A Poker Opponent Accidentally Flashing Their Hole Cards
If ostensibly well-trained dealers working for a living still manage to flash the occasional hole card, just imagine what a drunken tourist can do at the Texas holdem table.
The poker room is home to more inadvertent card flashing than any other area in the casino. Some players simply squeeze their hole cards too high while taking that initial peek. Others are distracted by their phones, food, or significant others. And many normally sensible folks become inebriated to the point where flashed hole cards aren’t even a bother.
In any case, you will eventually find yourself in a seat in which your neighbor’s hole cards become visible before the hand gets underway. At that point, the ethical predicament begins in earnest.
For many types of poker players, informing an opponent about their flashed hole cards every time is a point of personal pride. Honor among thieves and such, I suppose.
I’ve also known players who let the card flasher’s personality dictate the outcome. Annoying, rude, loud, obnoxious – folks defined by these personality traits won’t be told a thing. But a pleasant and polite opponent who is good for the game will receive a friendly tap on the shoulder before any damage can be done.
To increase the drama, picture yourself in the following scenario. It’s late in a tournament you’ve been dying to take down. The best player at the table briefly flashes their A-K before going all-in, right before you squeeze poker’s prettiest sight – pocket Aces.
Do you punish their mistake by going for the kill shot? Or do you abandon the monster A-A vs. A-K cooler in your favor by pausing the game to do the “right” thing?
Only you can answer that one…
A Problem Gambling Regular Asks for a Loan
One of the toughest decisions a gambler has to make occurs when a fellow player’s addictive demons come calling.
Do you throw them a buy-in hoping to help them get back in the black, despite knowing additional losses will only continue the vicious cycle?
Or would the desperate loan-seeker be better served by being cut off? Haven’t you ever needed a quick pick me up after a rough run when you’re tapped out at the moment?
These are the questions we all ask ourselves when defeated gamblers hold their hands out.
The Roulette Croupier Slid You a Stack of $5 Chips Instead of $1
For the final ethical test, put yourself at the roulette table with a fresh stack of $1 chips to play with.

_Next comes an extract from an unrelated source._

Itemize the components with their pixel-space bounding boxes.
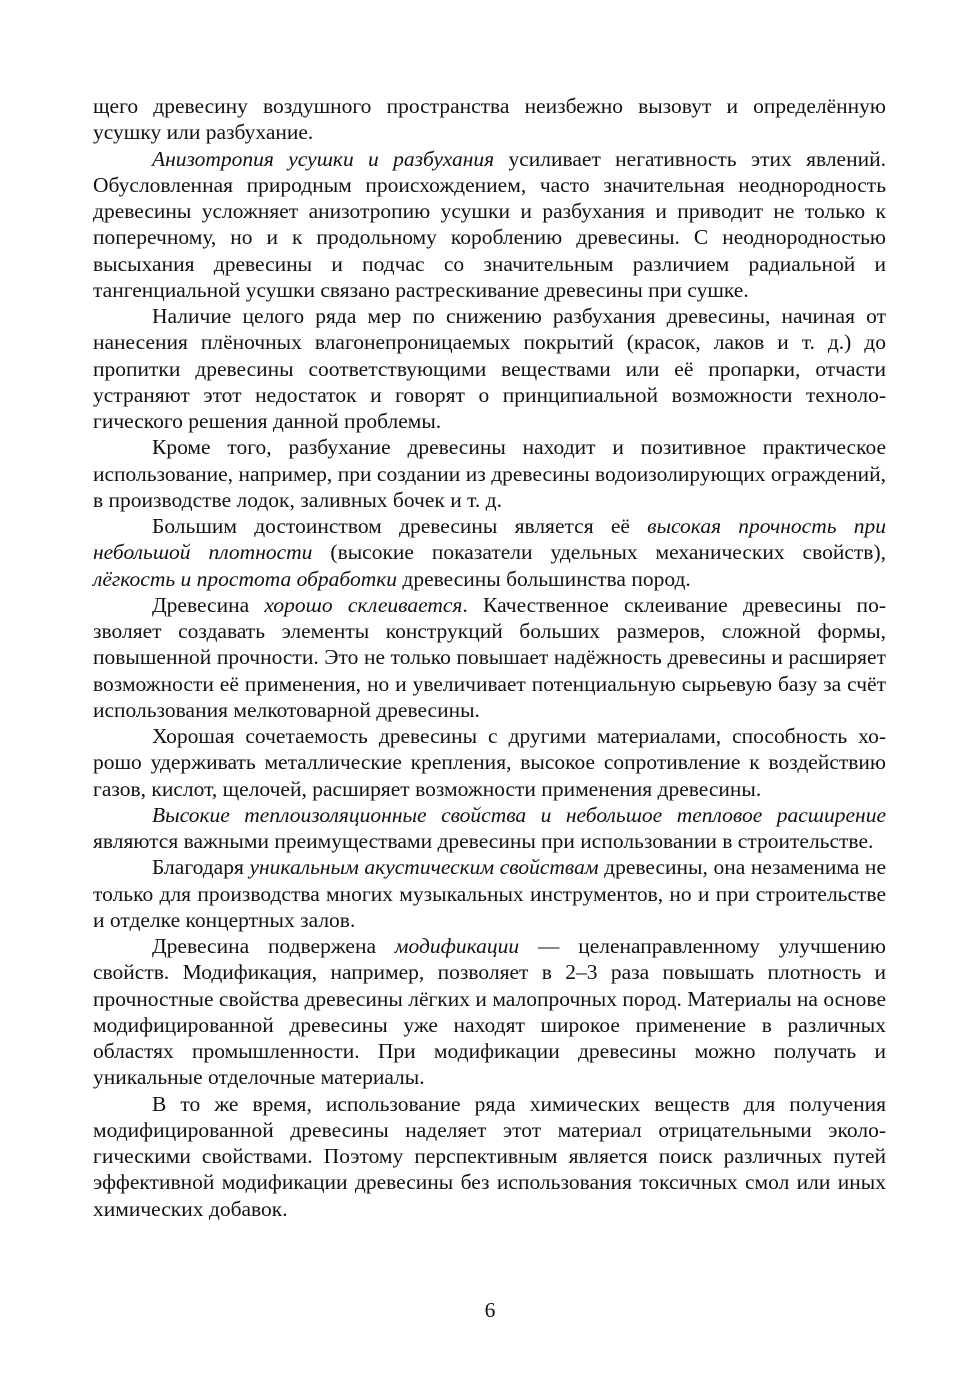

Everyone else is betting $5 chips, and the overwhelmed croupier is having trouble keeping up with the payouts. You dwindle down to your last few $1s, toss them on good old Black 28, and watch the wheel fly.
Bingo! The white ball nestles neatly in its Black 28 space, turning your $4 bet into $140 at 35 to 1 odds.
The only thing is, with another player’s red $5 chips on top of yours, the frazzled croupier gets mixed up. They slide your small chips into their tip box, but before you can protest, they proceed to slide you seven stacks of 20 $5 chips.
That’s a $700 payout, and all because the croupier repeated the other player’s payout while sliding your stacks over.
So what do you do here, say mum’s the word and play another spin before getting out of dodge?
Or fess up and let the croupier know you’ve been overpaid by a significant sum?
Evaluating Your Gambling Code of Ethics
Judging a gambler’s personal code of ethics is really an exercise in futility. So many unusual circumstances can arise on the casino floor with players from every conceivable walk of life, how gamblers should act when gambling will always be in question.
Of course, we all have to live with the man or woman in the mirror when it’s all said and done. Now that you’ve thought these five casino ethics puzzles through, I hope you’ll be better prepared to handle gambling’s moral morass when the time comes.